Sikapnya ini membuatku yakin. Jawaban Yuzuki adalah perasaannya yang sebenarnya.
Tidak, caranya menyembunyikan terlalu buruk.
Bahkan siswa SMA yang tidak peka sepertiku pun tidak akan tertipu.
Lalu, apa yang harus kulakukan?
Jawaban Yuzuki terlalu mengejutkan, tapi perkataannya pasti dari hati yang tulus.
Kalau begitu, bagaimana aku harus menjawab?
Aku sudah menyatakan perasaan, dan dia sudah menjawab dengan jujur, jadi aku tidak bisa bersikap ambigu, kan?
Apa yang harus kulakukan?
Apa yang harus kulakukan?
Benar, jawabannya—sudah jelas.
Jika tidak ada kebohongan dalam kata-kata Yuzuki, tidak ada pilihan lain.
“Jika Yuzuki Tsubasa yang kusukai berkata begitu—aku akan pacaran dengan kalian berdua.”
“Eh!?”
Kau yang memintanya tapi kenapa kau malah terkejut, Yuzuki.
Yah, mungkin jawabanku juga tidak kalah aneh.
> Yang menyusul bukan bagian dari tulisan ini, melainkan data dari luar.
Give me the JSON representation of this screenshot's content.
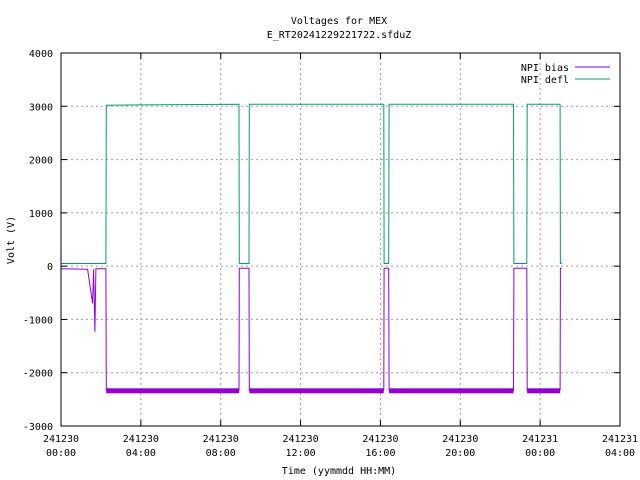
{
  "chart_data": {
    "type": "line",
    "title": "Voltages for MEX",
    "subtitle": "E_RT20241229221722.sfduZ",
    "xlabel": "Time (yymmdd HH:MM)",
    "ylabel": "Volt (V)",
    "ylim": [
      -3000,
      4000
    ],
    "xlim": [
      "2024-12-30 00:00",
      "2024-12-31 04:00"
    ],
    "grid": true,
    "legend_position": "top-right",
    "y_ticks": [
      "-3000",
      "-2000",
      "-1000",
      "0",
      "1000",
      "2000",
      "3000",
      "4000"
    ],
    "x_ticks": [
      {
        "date": "241230",
        "time": "00:00"
      },
      {
        "date": "241230",
        "time": "04:00"
      },
      {
        "date": "241230",
        "time": "08:00"
      },
      {
        "date": "241230",
        "time": "12:00"
      },
      {
        "date": "241230",
        "time": "16:00"
      },
      {
        "date": "241230",
        "time": "20:00"
      },
      {
        "date": "241231",
        "time": "00:00"
      },
      {
        "date": "241231",
        "time": "04:00"
      }
    ],
    "series": [
      {
        "name": "NPI bias",
        "color": "#9400d3",
        "points": [
          [
            "2024-12-30 00:00",
            -50
          ],
          [
            "2024-12-30 01:20",
            -60
          ],
          [
            "2024-12-30 01:35",
            -700
          ],
          [
            "2024-12-30 01:38",
            -60
          ],
          [
            "2024-12-30 01:42",
            -1230
          ],
          [
            "2024-12-30 01:45",
            -50
          ],
          [
            "2024-12-30 02:15",
            -50
          ],
          [
            "2024-12-30 02:16",
            -2330
          ],
          [
            "2024-12-30 08:55",
            -2330
          ],
          [
            "2024-12-30 08:56",
            -40
          ],
          [
            "2024-12-30 09:25",
            -40
          ],
          [
            "2024-12-30 09:26",
            -2330
          ],
          [
            "2024-12-30 16:10",
            -2330
          ],
          [
            "2024-12-30 16:11",
            -40
          ],
          [
            "2024-12-30 16:25",
            -40
          ],
          [
            "2024-12-30 16:26",
            -2330
          ],
          [
            "2024-12-30 22:40",
            -2330
          ],
          [
            "2024-12-30 22:41",
            -40
          ],
          [
            "2024-12-30 23:20",
            -40
          ],
          [
            "2024-12-30 23:21",
            -2330
          ],
          [
            "2024-12-31 01:00",
            -2330
          ],
          [
            "2024-12-31 01:01",
            -40
          ],
          [
            "2024-12-31 01:05",
            -40
          ]
        ]
      },
      {
        "name": "NPI defl",
        "color": "#009e73",
        "points": [
          [
            "2024-12-30 00:00",
            50
          ],
          [
            "2024-12-30 02:15",
            50
          ],
          [
            "2024-12-30 02:16",
            3020
          ],
          [
            "2024-12-30 05:00",
            3030
          ],
          [
            "2024-12-30 08:55",
            3040
          ],
          [
            "2024-12-30 08:56",
            50
          ],
          [
            "2024-12-30 09:25",
            50
          ],
          [
            "2024-12-30 09:26",
            3040
          ],
          [
            "2024-12-30 16:10",
            3040
          ],
          [
            "2024-12-30 16:11",
            50
          ],
          [
            "2024-12-30 16:25",
            50
          ],
          [
            "2024-12-30 16:26",
            3040
          ],
          [
            "2024-12-30 22:40",
            3040
          ],
          [
            "2024-12-30 22:41",
            50
          ],
          [
            "2024-12-30 23:20",
            50
          ],
          [
            "2024-12-30 23:21",
            3040
          ],
          [
            "2024-12-31 01:00",
            3040
          ],
          [
            "2024-12-31 01:01",
            50
          ],
          [
            "2024-12-31 01:05",
            50
          ]
        ]
      }
    ]
  }
}
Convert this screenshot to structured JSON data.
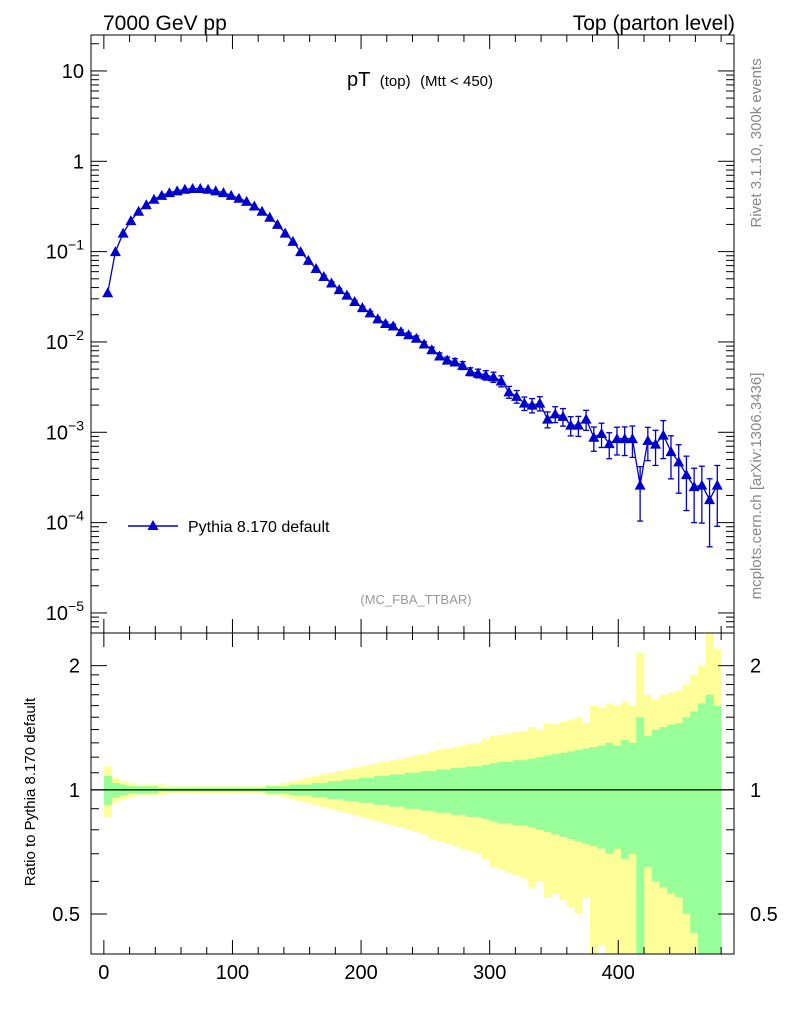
{
  "header": {
    "left_label": "7000 GeV pp",
    "right_label": "Top (parton level)"
  },
  "side_labels": {
    "rivet": "Rivet 3.1.10,  300k events",
    "mcplots": "mcplots.cern.ch [arXiv:1306.3436]"
  },
  "chart_data": [
    {
      "type": "line",
      "title_main": "pT",
      "title_sub1": "(top)",
      "title_sub2": "(Mtt < 450)",
      "analysis_tag": "(MC_FBA_TTBAR)",
      "yscale": "log",
      "xlim": [
        -10,
        490
      ],
      "ylim": [
        6e-06,
        25
      ],
      "ytick_labels": [
        {
          "base": "10",
          "exp": "",
          "value": 10
        },
        {
          "base": "1",
          "exp": "",
          "value": 1
        },
        {
          "base": "10",
          "exp": "−1",
          "value": 0.1
        },
        {
          "base": "10",
          "exp": "−2",
          "value": 0.01
        },
        {
          "base": "10",
          "exp": "−3",
          "value": 0.001
        },
        {
          "base": "10",
          "exp": "−4",
          "value": 0.0001
        },
        {
          "base": "10",
          "exp": "−5",
          "value": 1e-05
        }
      ],
      "legend": {
        "label": "Pythia 8.170 default",
        "color": "#0000cc",
        "position": "lower-left"
      },
      "series": [
        {
          "name": "Pythia 8.170 default",
          "color": "#0000cc",
          "x": [
            3,
            9,
            15,
            21,
            27,
            33,
            39,
            45,
            51,
            57,
            63,
            69,
            75,
            81,
            87,
            93,
            99,
            105,
            111,
            117,
            123,
            129,
            135,
            141,
            147,
            153,
            159,
            165,
            171,
            177,
            183,
            189,
            195,
            201,
            207,
            213,
            219,
            225,
            231,
            237,
            243,
            249,
            255,
            261,
            267,
            273,
            279,
            285,
            291,
            297,
            303,
            309,
            315,
            321,
            327,
            333,
            339,
            345,
            351,
            357,
            363,
            369,
            375,
            381,
            387,
            393,
            399,
            405,
            411,
            417,
            423,
            429,
            435,
            441,
            447,
            453,
            459,
            465,
            471,
            477
          ],
          "y": [
            0.035,
            0.1,
            0.16,
            0.22,
            0.28,
            0.33,
            0.38,
            0.42,
            0.45,
            0.47,
            0.49,
            0.5,
            0.5,
            0.49,
            0.47,
            0.45,
            0.42,
            0.39,
            0.36,
            0.32,
            0.28,
            0.24,
            0.2,
            0.16,
            0.13,
            0.1,
            0.08,
            0.065,
            0.053,
            0.045,
            0.038,
            0.033,
            0.028,
            0.024,
            0.021,
            0.018,
            0.016,
            0.015,
            0.013,
            0.012,
            0.011,
            0.0095,
            0.0082,
            0.007,
            0.0063,
            0.006,
            0.0055,
            0.0047,
            0.0045,
            0.0043,
            0.0041,
            0.0037,
            0.0028,
            0.0025,
            0.0021,
            0.002,
            0.0021,
            0.0014,
            0.0016,
            0.0015,
            0.0012,
            0.0012,
            0.0014,
            0.00088,
            0.00097,
            0.00075,
            0.00085,
            0.00085,
            0.00085,
            0.00026,
            0.00081,
            0.00074,
            0.00093,
            0.00061,
            0.00047,
            0.00034,
            0.00025,
            0.00026,
            0.00018,
            0.00026
          ],
          "err": [
            0.02,
            0.02,
            0.02,
            0.02,
            0.02,
            0.02,
            0.02,
            0.02,
            0.02,
            0.02,
            0.02,
            0.02,
            0.02,
            0.02,
            0.02,
            0.02,
            0.02,
            0.02,
            0.02,
            0.02,
            0.02,
            0.02,
            0.02,
            0.02,
            0.02,
            0.02,
            0.02,
            0.02,
            0.03,
            0.03,
            0.03,
            0.03,
            0.03,
            0.03,
            0.04,
            0.04,
            0.04,
            0.05,
            0.05,
            0.05,
            0.06,
            0.06,
            0.07,
            0.08,
            0.08,
            0.09,
            0.1,
            0.1,
            0.11,
            0.12,
            0.13,
            0.14,
            0.15,
            0.16,
            0.17,
            0.18,
            0.18,
            0.2,
            0.2,
            0.22,
            0.24,
            0.25,
            0.25,
            0.3,
            0.3,
            0.32,
            0.34,
            0.35,
            0.38,
            0.6,
            0.4,
            0.42,
            0.45,
            0.5,
            0.55,
            0.6,
            0.6,
            0.62,
            0.7,
            0.65
          ]
        }
      ]
    },
    {
      "type": "area",
      "ylabel": "Ratio to Pythia 8.170 default",
      "xlim": [
        -10,
        490
      ],
      "ylim": [
        0.4,
        2.4
      ],
      "yscale": "log",
      "reference_line": 1,
      "ytick_labels": [
        {
          "label": "2",
          "value": 2
        },
        {
          "label": "1",
          "value": 1
        },
        {
          "label": "0.5",
          "value": 0.5
        }
      ],
      "xtick_labels": [
        {
          "label": "0",
          "value": 0
        },
        {
          "label": "100",
          "value": 100
        },
        {
          "label": "200",
          "value": 200
        },
        {
          "label": "300",
          "value": 300
        },
        {
          "label": "400",
          "value": 400
        }
      ],
      "bands": [
        {
          "name": "stat-and-syst",
          "color": "#ffff99"
        },
        {
          "name": "stat",
          "color": "#99ff99"
        }
      ],
      "bin_lo": [
        0,
        6,
        12,
        18,
        24,
        30,
        36,
        42,
        48,
        54,
        60,
        66,
        72,
        78,
        84,
        90,
        96,
        102,
        108,
        114,
        120,
        126,
        132,
        138,
        144,
        150,
        156,
        162,
        168,
        174,
        180,
        186,
        192,
        198,
        204,
        210,
        216,
        222,
        228,
        234,
        240,
        246,
        252,
        258,
        264,
        270,
        276,
        282,
        288,
        294,
        300,
        306,
        312,
        318,
        324,
        330,
        336,
        342,
        348,
        354,
        360,
        366,
        372,
        378,
        384,
        390,
        396,
        402,
        408,
        414,
        420,
        426,
        432,
        438,
        444,
        450,
        456,
        462,
        468,
        474
      ],
      "bin_hi": [
        6,
        12,
        18,
        24,
        30,
        36,
        42,
        48,
        54,
        60,
        66,
        72,
        78,
        84,
        90,
        96,
        102,
        108,
        114,
        120,
        126,
        132,
        138,
        144,
        150,
        156,
        162,
        168,
        174,
        180,
        186,
        192,
        198,
        204,
        210,
        216,
        222,
        228,
        234,
        240,
        246,
        252,
        258,
        264,
        270,
        276,
        282,
        288,
        294,
        300,
        306,
        312,
        318,
        324,
        330,
        336,
        342,
        348,
        354,
        360,
        366,
        372,
        378,
        384,
        390,
        396,
        402,
        408,
        414,
        420,
        426,
        432,
        438,
        444,
        450,
        456,
        462,
        468,
        474,
        480
      ],
      "yellow_rel": [
        0.14,
        0.07,
        0.05,
        0.04,
        0.03,
        0.03,
        0.03,
        0.03,
        0.02,
        0.02,
        0.02,
        0.02,
        0.02,
        0.02,
        0.02,
        0.02,
        0.02,
        0.02,
        0.02,
        0.02,
        0.02,
        0.03,
        0.03,
        0.04,
        0.05,
        0.06,
        0.07,
        0.08,
        0.09,
        0.1,
        0.11,
        0.12,
        0.13,
        0.14,
        0.15,
        0.16,
        0.17,
        0.18,
        0.19,
        0.2,
        0.21,
        0.22,
        0.24,
        0.25,
        0.26,
        0.27,
        0.28,
        0.29,
        0.3,
        0.32,
        0.35,
        0.36,
        0.37,
        0.38,
        0.39,
        0.42,
        0.4,
        0.45,
        0.44,
        0.46,
        0.48,
        0.5,
        0.45,
        0.6,
        0.58,
        0.62,
        0.6,
        0.64,
        0.6,
        0.65,
        0.7,
        0.66,
        0.7,
        0.72,
        0.74,
        0.8,
        0.9,
        1.0,
        1.2,
        1.0
      ],
      "green_rel": [
        0.08,
        0.04,
        0.03,
        0.02,
        0.02,
        0.02,
        0.02,
        0.01,
        0.01,
        0.01,
        0.01,
        0.01,
        0.01,
        0.01,
        0.01,
        0.01,
        0.01,
        0.01,
        0.01,
        0.01,
        0.01,
        0.02,
        0.02,
        0.02,
        0.03,
        0.03,
        0.03,
        0.04,
        0.04,
        0.05,
        0.05,
        0.06,
        0.06,
        0.07,
        0.07,
        0.08,
        0.08,
        0.09,
        0.09,
        0.1,
        0.1,
        0.11,
        0.11,
        0.12,
        0.12,
        0.13,
        0.13,
        0.14,
        0.14,
        0.15,
        0.16,
        0.17,
        0.17,
        0.18,
        0.18,
        0.19,
        0.2,
        0.21,
        0.22,
        0.23,
        0.24,
        0.25,
        0.26,
        0.27,
        0.28,
        0.3,
        0.28,
        0.32,
        0.3,
        0.33,
        0.35,
        0.4,
        0.42,
        0.44,
        0.45,
        0.5,
        0.55,
        0.58,
        0.62,
        0.7
      ],
      "yellow_edges": [
        {
          "bin": 69,
          "lo": 0.38,
          "hi": 2.15
        },
        {
          "bin": 78,
          "lo": 0.36,
          "hi": 2.4
        },
        {
          "bin": 79,
          "lo": 0.36,
          "hi": 2.2
        }
      ],
      "green_edges": [
        {
          "bin": 69,
          "lo": 0.37,
          "hi": 1.5
        },
        {
          "bin": 77,
          "lo": 0.37,
          "hi": 1.62
        },
        {
          "bin": 78,
          "lo": 0.37,
          "hi": 1.7
        },
        {
          "bin": 79,
          "lo": 0.37,
          "hi": 1.6
        }
      ]
    }
  ]
}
“Aku sama sepertimu, Yuzuki. Aku tidak akan berbohong atau bercanda tentang hal sepenting ini. Aku ingin pacaran denganmu. Jika ada yang perlu kulakukan untuk itu—aku akan melakukan apa saja.”
“Apa saja…? Kamu serius?”
Yuzuki terus menatapku seolah menilaiku.
Entah kenapa aku merasa merinding.
Matanya penuh dengan kecerdasan dan tekad, seperti orang yang berbeda dari dia yang selalu tertawa ceria di kelas.
Ini mungkin salah satu sisi dirinya yang tidak pernah dia tunjukkan padaku.
“Ya, bahkan threesome dengan Yuzuki dan adikmu pun—aku akan menerimanya!”
“Aku tidak bilang sampai harus segitunya, lho!?”
Sepertinya aku terlalu terburu-buru.
Tapi, sebagai laki-laki, sekali menerima, harus terus maju sampai akhir.
“…M-Meski bukan berarti aku bilang tidak boleh, sih.”
“K-Kamu tidak bilang tidak boleh!?”
Mungkin bukan hanya aku yang terbawa suasana.
Pengakuan cintaku, yang terbawa suasana, sedikit—tidak, tapi cukup banyak melenceng, namun sepertinya aku akan terus maju.
Tentu saja aku pun tidak berniat untuk berhenti.